Capital Region

School districts still working out lead fixes

Progress varies between schools, districts
This drinking fountain covered with plastic was photographed in a hallway at Schenectady High School on Tuesday.
PHOTOGRAPHER:
This drinking fountain covered with plastic was photographed in a hallway at Schenectady High School on Tuesday.

Over a year after school districts tested the lead-concentration levels of school water sources, some districts are still fixing fountains or permanently removing them from use.

After dozens of water sources tested above state standards – a mirror of federal EPA limits – at schools across the region, officials shut off access to contaminated sources and offered students access to bottled water.

In the year since the results came in, districts have replaced faucets, pipes and entire drinking fountains.
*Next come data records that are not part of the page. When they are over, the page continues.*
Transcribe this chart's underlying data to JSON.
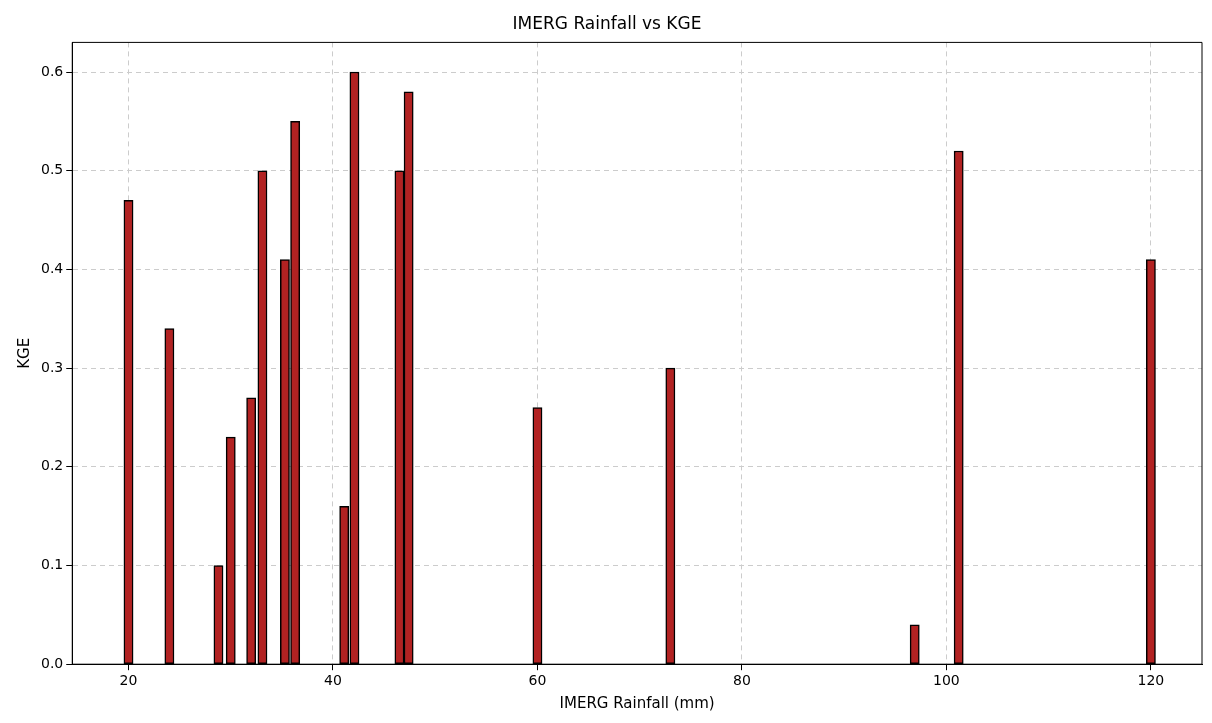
{
  "chart_data": {
    "type": "bar",
    "title": "IMERG Rainfall vs KGE",
    "xlabel": "IMERG Rainfall (mm)",
    "ylabel": "KGE",
    "x": [
      20,
      24,
      28.8,
      30,
      32,
      33.1,
      35.3,
      36.3,
      41.1,
      42.1,
      46.5,
      47.4,
      60,
      73,
      96.9,
      101.2,
      120
    ],
    "values": [
      0.47,
      0.34,
      0.1,
      0.23,
      0.27,
      0.5,
      0.41,
      0.55,
      0.16,
      0.6,
      0.5,
      0.58,
      0.26,
      0.3,
      0.04,
      0.52,
      0.41
    ],
    "color": "#b22222",
    "xlim": [
      14.5,
      125
    ],
    "xticks": [
      20,
      40,
      60,
      80,
      100,
      120
    ],
    "ylim": [
      0,
      0.63
    ],
    "yticks": [
      {
        "value": 0,
        "label": "0.0"
      },
      0.1,
      0.2,
      0.3,
      0.4,
      0.5,
      0.6
    ],
    "grid": true,
    "legend": false
  }
}
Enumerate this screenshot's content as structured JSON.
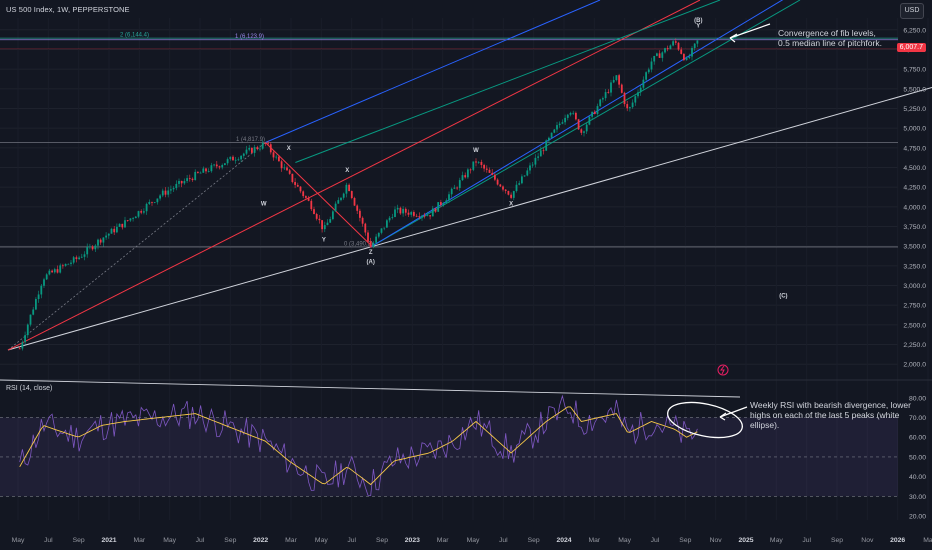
{
  "header": {
    "title": "US 500 Index, 1W, PEPPERSTONE",
    "currency": "USD"
  },
  "rsi": {
    "title": "RSI (14, close)"
  },
  "annotations": {
    "top_note": "Convergence of fib levels,\n0.5 median line of pitchfork.",
    "rsi_note": "Weekly RSI with bearish divergence, lower\nhighs on each of the last 5 peaks (white\nellipse)."
  },
  "price_badge": "6,007.7",
  "chart_data": {
    "type": "candlestick",
    "price_axis": {
      "ticks": [
        "6,250.0",
        "6,000.0",
        "5,750.0",
        "5,500.0",
        "5,250.0",
        "5,000.0",
        "4,750.0",
        "4,500.0",
        "4,250.0",
        "4,000.0",
        "3,750.0",
        "3,500.0",
        "3,250.0",
        "3,000.0",
        "2,750.0",
        "2,500.0",
        "2,250.0",
        "2,000.0"
      ],
      "range": [
        1850,
        6400
      ]
    },
    "rsi_axis": {
      "ticks": [
        "80.00",
        "70.00",
        "60.00",
        "50.00",
        "40.00",
        "30.00",
        "20.00"
      ],
      "range": [
        18,
        86
      ],
      "levels": [
        70,
        50,
        30
      ]
    },
    "time_axis": [
      "May",
      "Jul",
      "Sep",
      "2021",
      "Mar",
      "May",
      "Jul",
      "Sep",
      "2022",
      "Mar",
      "May",
      "Jul",
      "Sep",
      "2023",
      "Mar",
      "May",
      "Jul",
      "Sep",
      "2024",
      "Mar",
      "May",
      "Jul",
      "Sep",
      "Nov",
      "2025",
      "May",
      "Jul",
      "Sep",
      "Nov",
      "2026",
      "Ma"
    ],
    "price_path": [
      [
        "2020-04",
        2200
      ],
      [
        "2020-06",
        3100
      ],
      [
        "2020-09",
        3350
      ],
      [
        "2020-11",
        3600
      ],
      [
        "2021-01",
        3800
      ],
      [
        "2021-04",
        4150
      ],
      [
        "2021-07",
        4400
      ],
      [
        "2021-10",
        4600
      ],
      [
        "2022-01",
        4800
      ],
      [
        "2022-03",
        4400
      ],
      [
        "2022-05",
        4000
      ],
      [
        "2022-06",
        3700
      ],
      [
        "2022-08",
        4300
      ],
      [
        "2022-10",
        3490
      ],
      [
        "2022-12",
        3950
      ],
      [
        "2023-03",
        3900
      ],
      [
        "2023-05",
        4200
      ],
      [
        "2023-07",
        4580
      ],
      [
        "2023-10",
        4150
      ],
      [
        "2024-01",
        4800
      ],
      [
        "2024-03",
        5250
      ],
      [
        "2024-04",
        4950
      ],
      [
        "2024-07",
        5650
      ],
      [
        "2024-08",
        5200
      ],
      [
        "2024-10",
        5850
      ],
      [
        "2024-12",
        6100
      ],
      [
        "2025-01",
        5850
      ],
      [
        "2025-02",
        6120
      ]
    ],
    "rsi_path": [
      [
        "2020-04",
        45
      ],
      [
        "2020-06",
        66
      ],
      [
        "2020-09",
        60
      ],
      [
        "2020-11",
        66
      ],
      [
        "2021-01",
        68
      ],
      [
        "2021-04",
        70
      ],
      [
        "2021-07",
        72
      ],
      [
        "2021-10",
        65
      ],
      [
        "2022-01",
        58
      ],
      [
        "2022-03",
        48
      ],
      [
        "2022-06",
        36
      ],
      [
        "2022-08",
        45
      ],
      [
        "2022-10",
        36
      ],
      [
        "2022-12",
        48
      ],
      [
        "2023-03",
        52
      ],
      [
        "2023-05",
        58
      ],
      [
        "2023-07",
        68
      ],
      [
        "2023-10",
        52
      ],
      [
        "2024-01",
        68
      ],
      [
        "2024-03",
        76
      ],
      [
        "2024-04",
        68
      ],
      [
        "2024-07",
        72
      ],
      [
        "2024-08",
        62
      ],
      [
        "2024-10",
        68
      ],
      [
        "2024-12",
        64
      ],
      [
        "2025-01",
        60
      ],
      [
        "2025-02",
        63
      ]
    ],
    "horizontal_levels": [
      {
        "label": "1 (4,817.9)",
        "value": 4817.9
      },
      {
        "label": "0 (3,490.2)",
        "value": 3490.2
      },
      {
        "label": "2 (6,144.4)",
        "value": 6144.4
      },
      {
        "label": "1 (6,123.9)",
        "value": 6123.9
      }
    ],
    "wave_labels": [
      "X",
      "W",
      "Y",
      "X",
      "Z",
      "(A)",
      "W",
      "X",
      "(B)",
      "Y",
      "(C)"
    ],
    "trendline_points": [
      [
        "2020-03",
        2200
      ],
      [
        "2022-10",
        3490
      ]
    ],
    "pitchfork": {
      "pivot": [
        "2022-01",
        4817.9
      ],
      "lines": [
        "median",
        "upper",
        "lower",
        "outer"
      ]
    }
  }
}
They have placed “non-drinking” signs above sinks in science labs and bathrooms and have removed entire fountains that were deemed not worth fixing.
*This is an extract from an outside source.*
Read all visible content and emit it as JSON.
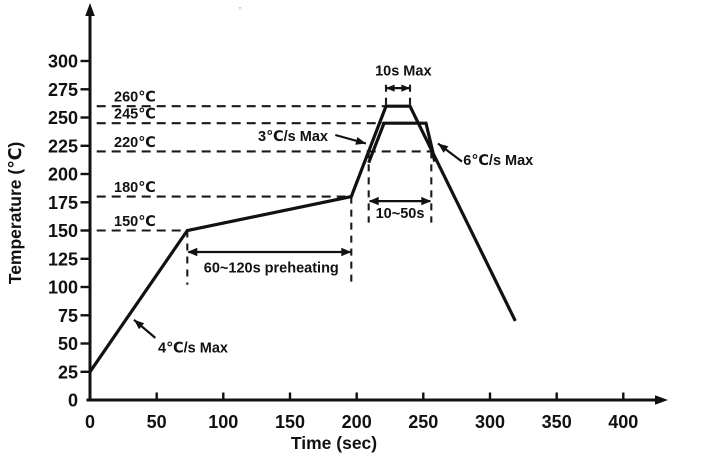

“We replaced a lot of things over the summer to get clean readings,” Scotia-Glenville spokesman Bob Hanlon said Tuesday.

The district, which had over 170 water sources test above limits, removed one drinking fountain entirely and gradually repaired or shut off access to the other sources that didn’t meet targets.
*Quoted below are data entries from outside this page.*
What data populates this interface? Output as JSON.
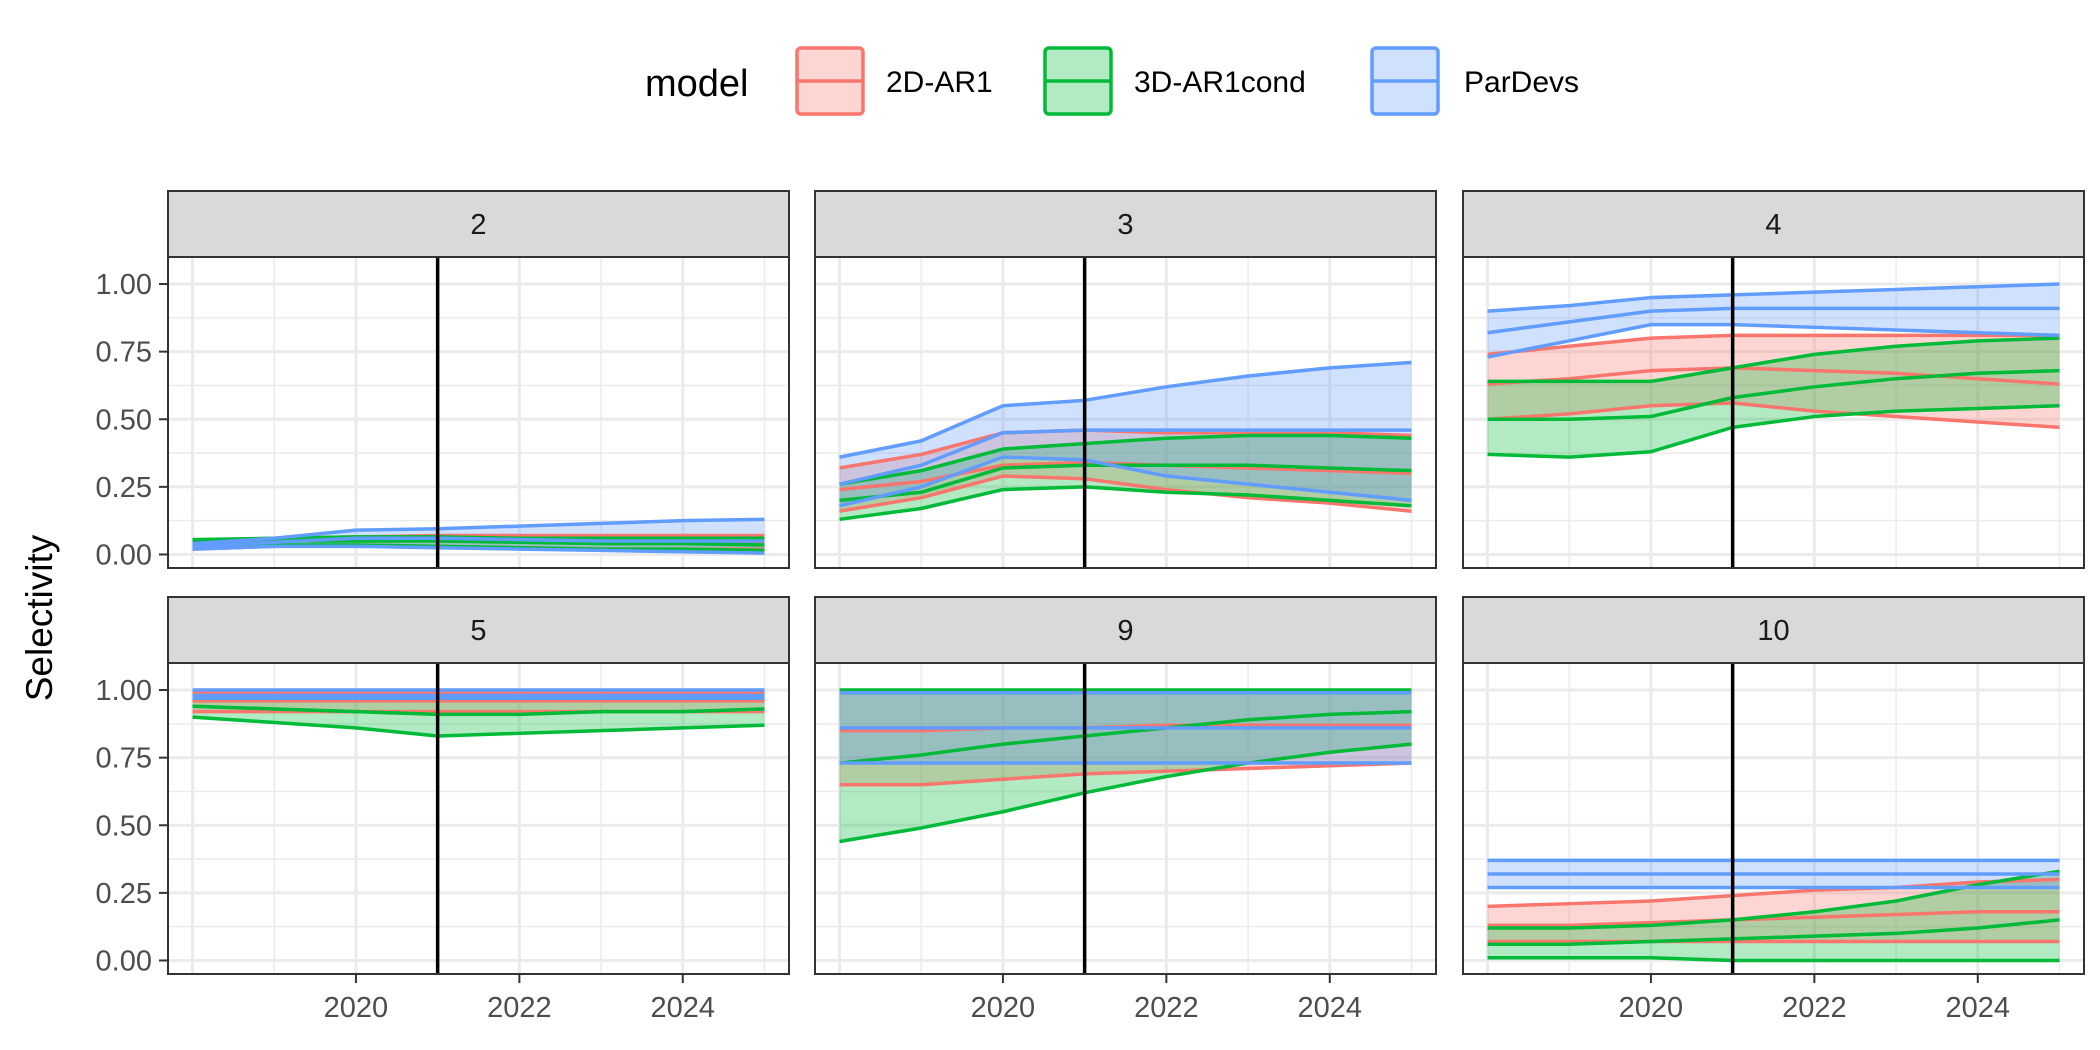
{
  "chart_data": {
    "type": "area",
    "ylabel": "Selectivity",
    "xlabel": "",
    "x": [
      2018,
      2019,
      2020,
      2021,
      2022,
      2023,
      2024,
      2025
    ],
    "xlim": [
      2017.7,
      2025.3
    ],
    "ylim": [
      -0.05,
      1.1
    ],
    "yticks": [
      0.0,
      0.25,
      0.5,
      0.75,
      1.0
    ],
    "ytick_labels": [
      "0.00",
      "0.25",
      "0.50",
      "0.75",
      "1.00"
    ],
    "xticks": [
      2020,
      2022,
      2024
    ],
    "xtick_labels": [
      "2020",
      "2022",
      "2024"
    ],
    "vline_x": 2021,
    "legend": {
      "title": "model",
      "position": "top",
      "entries": [
        {
          "name": "2D-AR1",
          "color": "#F8766D"
        },
        {
          "name": "3D-AR1cond",
          "color": "#00BA38"
        },
        {
          "name": "ParDevs",
          "color": "#619CFF"
        }
      ]
    },
    "panels": [
      {
        "label": "2",
        "series": [
          {
            "model": "2D-AR1",
            "mid": [
              0.04,
              0.05,
              0.055,
              0.055,
              0.05,
              0.05,
              0.045,
              0.045
            ],
            "lower": [
              0.02,
              0.03,
              0.035,
              0.03,
              0.025,
              0.02,
              0.02,
              0.02
            ],
            "upper": [
              0.05,
              0.06,
              0.065,
              0.07,
              0.07,
              0.07,
              0.07,
              0.07
            ]
          },
          {
            "model": "3D-AR1cond",
            "mid": [
              0.045,
              0.05,
              0.05,
              0.05,
              0.045,
              0.04,
              0.04,
              0.035
            ],
            "lower": [
              0.035,
              0.035,
              0.035,
              0.03,
              0.025,
              0.02,
              0.02,
              0.015
            ],
            "upper": [
              0.055,
              0.06,
              0.065,
              0.065,
              0.06,
              0.06,
              0.06,
              0.06
            ]
          },
          {
            "model": "ParDevs",
            "mid": [
              0.03,
              0.045,
              0.06,
              0.06,
              0.055,
              0.05,
              0.05,
              0.05
            ],
            "lower": [
              0.02,
              0.03,
              0.03,
              0.025,
              0.02,
              0.015,
              0.01,
              0.005
            ],
            "upper": [
              0.04,
              0.06,
              0.09,
              0.095,
              0.105,
              0.115,
              0.125,
              0.13
            ]
          }
        ]
      },
      {
        "label": "3",
        "series": [
          {
            "model": "2D-AR1",
            "mid": [
              0.24,
              0.27,
              0.33,
              0.34,
              0.33,
              0.32,
              0.31,
              0.3
            ],
            "lower": [
              0.16,
              0.21,
              0.29,
              0.28,
              0.24,
              0.21,
              0.19,
              0.16
            ],
            "upper": [
              0.32,
              0.37,
              0.45,
              0.46,
              0.45,
              0.45,
              0.45,
              0.44
            ]
          },
          {
            "model": "3D-AR1cond",
            "mid": [
              0.2,
              0.23,
              0.32,
              0.33,
              0.33,
              0.33,
              0.32,
              0.31
            ],
            "lower": [
              0.13,
              0.17,
              0.24,
              0.25,
              0.23,
              0.22,
              0.2,
              0.18
            ],
            "upper": [
              0.26,
              0.31,
              0.39,
              0.41,
              0.43,
              0.44,
              0.44,
              0.43
            ]
          },
          {
            "model": "ParDevs",
            "mid": [
              0.26,
              0.33,
              0.45,
              0.46,
              0.46,
              0.46,
              0.46,
              0.46
            ],
            "lower": [
              0.18,
              0.25,
              0.36,
              0.35,
              0.29,
              0.26,
              0.23,
              0.2
            ],
            "upper": [
              0.36,
              0.42,
              0.55,
              0.57,
              0.62,
              0.66,
              0.69,
              0.71
            ]
          }
        ]
      },
      {
        "label": "4",
        "series": [
          {
            "model": "2D-AR1",
            "mid": [
              0.63,
              0.65,
              0.68,
              0.69,
              0.68,
              0.67,
              0.65,
              0.63
            ],
            "lower": [
              0.5,
              0.52,
              0.55,
              0.56,
              0.53,
              0.51,
              0.49,
              0.47
            ],
            "upper": [
              0.74,
              0.77,
              0.8,
              0.81,
              0.81,
              0.81,
              0.81,
              0.81
            ]
          },
          {
            "model": "3D-AR1cond",
            "mid": [
              0.5,
              0.5,
              0.51,
              0.58,
              0.62,
              0.65,
              0.67,
              0.68
            ],
            "lower": [
              0.37,
              0.36,
              0.38,
              0.47,
              0.51,
              0.53,
              0.54,
              0.55
            ],
            "upper": [
              0.64,
              0.64,
              0.64,
              0.69,
              0.74,
              0.77,
              0.79,
              0.8
            ]
          },
          {
            "model": "ParDevs",
            "mid": [
              0.82,
              0.86,
              0.9,
              0.91,
              0.91,
              0.91,
              0.91,
              0.91
            ],
            "lower": [
              0.73,
              0.79,
              0.85,
              0.85,
              0.84,
              0.83,
              0.82,
              0.81
            ],
            "upper": [
              0.9,
              0.92,
              0.95,
              0.96,
              0.97,
              0.98,
              0.99,
              1.0
            ]
          }
        ]
      },
      {
        "label": "5",
        "series": [
          {
            "model": "2D-AR1",
            "mid": [
              0.96,
              0.96,
              0.96,
              0.96,
              0.96,
              0.96,
              0.96,
              0.96
            ],
            "lower": [
              0.92,
              0.92,
              0.92,
              0.92,
              0.92,
              0.92,
              0.92,
              0.92
            ],
            "upper": [
              0.99,
              0.99,
              0.99,
              0.99,
              0.99,
              0.99,
              0.99,
              0.99
            ]
          },
          {
            "model": "3D-AR1cond",
            "mid": [
              0.94,
              0.93,
              0.92,
              0.91,
              0.91,
              0.92,
              0.92,
              0.93
            ],
            "lower": [
              0.9,
              0.88,
              0.86,
              0.83,
              0.84,
              0.85,
              0.86,
              0.87
            ],
            "upper": [
              0.97,
              0.97,
              0.97,
              0.97,
              0.97,
              0.97,
              0.97,
              0.97
            ]
          },
          {
            "model": "ParDevs",
            "mid": [
              0.98,
              0.98,
              0.98,
              0.98,
              0.98,
              0.98,
              0.98,
              0.98
            ],
            "lower": [
              0.97,
              0.97,
              0.97,
              0.97,
              0.97,
              0.97,
              0.97,
              0.97
            ],
            "upper": [
              1.0,
              1.0,
              1.0,
              1.0,
              1.0,
              1.0,
              1.0,
              1.0
            ]
          }
        ]
      },
      {
        "label": "9",
        "series": [
          {
            "model": "2D-AR1",
            "mid": [
              0.85,
              0.85,
              0.86,
              0.86,
              0.87,
              0.87,
              0.87,
              0.87
            ],
            "lower": [
              0.65,
              0.65,
              0.67,
              0.69,
              0.7,
              0.71,
              0.72,
              0.73
            ],
            "upper": [
              0.99,
              0.99,
              0.99,
              0.99,
              0.99,
              0.99,
              0.99,
              0.99
            ]
          },
          {
            "model": "3D-AR1cond",
            "mid": [
              0.73,
              0.76,
              0.8,
              0.83,
              0.86,
              0.89,
              0.91,
              0.92
            ],
            "lower": [
              0.44,
              0.49,
              0.55,
              0.62,
              0.68,
              0.73,
              0.77,
              0.8
            ],
            "upper": [
              1.0,
              1.0,
              1.0,
              1.0,
              1.0,
              1.0,
              1.0,
              1.0
            ]
          },
          {
            "model": "ParDevs",
            "mid": [
              0.86,
              0.86,
              0.86,
              0.86,
              0.86,
              0.86,
              0.86,
              0.86
            ],
            "lower": [
              0.73,
              0.73,
              0.73,
              0.73,
              0.73,
              0.73,
              0.73,
              0.73
            ],
            "upper": [
              0.99,
              0.99,
              0.99,
              0.99,
              0.99,
              0.99,
              0.99,
              0.99
            ]
          }
        ]
      },
      {
        "label": "10",
        "series": [
          {
            "model": "2D-AR1",
            "mid": [
              0.13,
              0.13,
              0.14,
              0.15,
              0.16,
              0.17,
              0.18,
              0.18
            ],
            "lower": [
              0.07,
              0.07,
              0.07,
              0.07,
              0.07,
              0.07,
              0.07,
              0.07
            ],
            "upper": [
              0.2,
              0.21,
              0.22,
              0.24,
              0.26,
              0.27,
              0.29,
              0.3
            ]
          },
          {
            "model": "3D-AR1cond",
            "mid": [
              0.06,
              0.06,
              0.07,
              0.08,
              0.09,
              0.1,
              0.12,
              0.15
            ],
            "lower": [
              0.01,
              0.01,
              0.01,
              0.0,
              0.0,
              0.0,
              0.0,
              0.0
            ],
            "upper": [
              0.12,
              0.12,
              0.13,
              0.15,
              0.18,
              0.22,
              0.28,
              0.33
            ]
          },
          {
            "model": "ParDevs",
            "mid": [
              0.32,
              0.32,
              0.32,
              0.32,
              0.32,
              0.32,
              0.32,
              0.32
            ],
            "lower": [
              0.27,
              0.27,
              0.27,
              0.27,
              0.27,
              0.27,
              0.27,
              0.27
            ],
            "upper": [
              0.37,
              0.37,
              0.37,
              0.37,
              0.37,
              0.37,
              0.37,
              0.37
            ]
          }
        ]
      }
    ]
  }
}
On Wednesday morning, the district received word that their final two water sources registered lead levels within the state standards, kitchen sinks at Sacandaga and Glendaal elementary schools, Hanlon said.

In Schenectady schools, where just 10 elementary school water samples came in above the EPA limits, all fountains and sinks in elementary schools have been fixed, re-tested and are back in use, Superintendent Larry Spring said.

But the district is still working to replace the faucets and piping on dozens of water sources at four schools: Schenectady High School, Mont Pleasant Middle School, Steinmetz Academy and Washington Irving.

At the high school, over 80 water sources still need to be repaired before they can be used for drinking. Some of those water sources, like bathrooms sinks or in science labs, aren’t used for drinking. But they will ultimately be repaired, Spring said. At Mont Pleasant, around 20 outlets need to be repaired; there are another 20 sinks combined that still need to be repaired at Steinmetz and Washington Irving.

“We are remediating all of them,” Spring said.

Spring said the equipment to make the repairs is on site and the district plans to hire an independent contractor to finish the work in the next few weeks.

In Saratoga Springs schools, 50 water sources were still in the process of being fixed and retested, district spokeswoman Maura Manny said this week. Of those 50 sources three were drinking fountains, which were the focus of the most immediate repairs. Drinking fountains that tested above the allowed limits have been replaced with new units that have carbon filters for lead, Manny said.

Some districts aren’t replacing the faucets of sinks that tested above limits but are not considered drinking sources. Those sinks are primarily in science labs, janitors’ rooms and on the outside of school buildings and have been posted with signs that indicate they are not drinking sources. Faucets in Niskayuna and Mohonasen fall in this category, according to spokespeople from those districts.

In Niskayuna, all bathroom sinks are now in use, while six science lab faucets at Iroquois Middle School have been posted as not for drinking and a Rosendale art room faucet is in the process of being capped, district spokesman Matt Leon said.

Other districts reported that they had finished all of the work of repairing water sources. Shenedehowa schools finished the work last year.

“Nothing left to remediate,” Schalmont spokesman Bill DeVoe wrote in an email this week. “Non-drinking fixtures are signed and unused fixtures are shut off.”

While districts won’t be required to test all water sources again until 2020 – a state law required the first round of complete testing be done by October 2016 – Spring suggested Schenectady schools would consider more regular testing.

“Once we get the fixtures replaced, we will start talking about what is our scope of testing and frequency,” he said.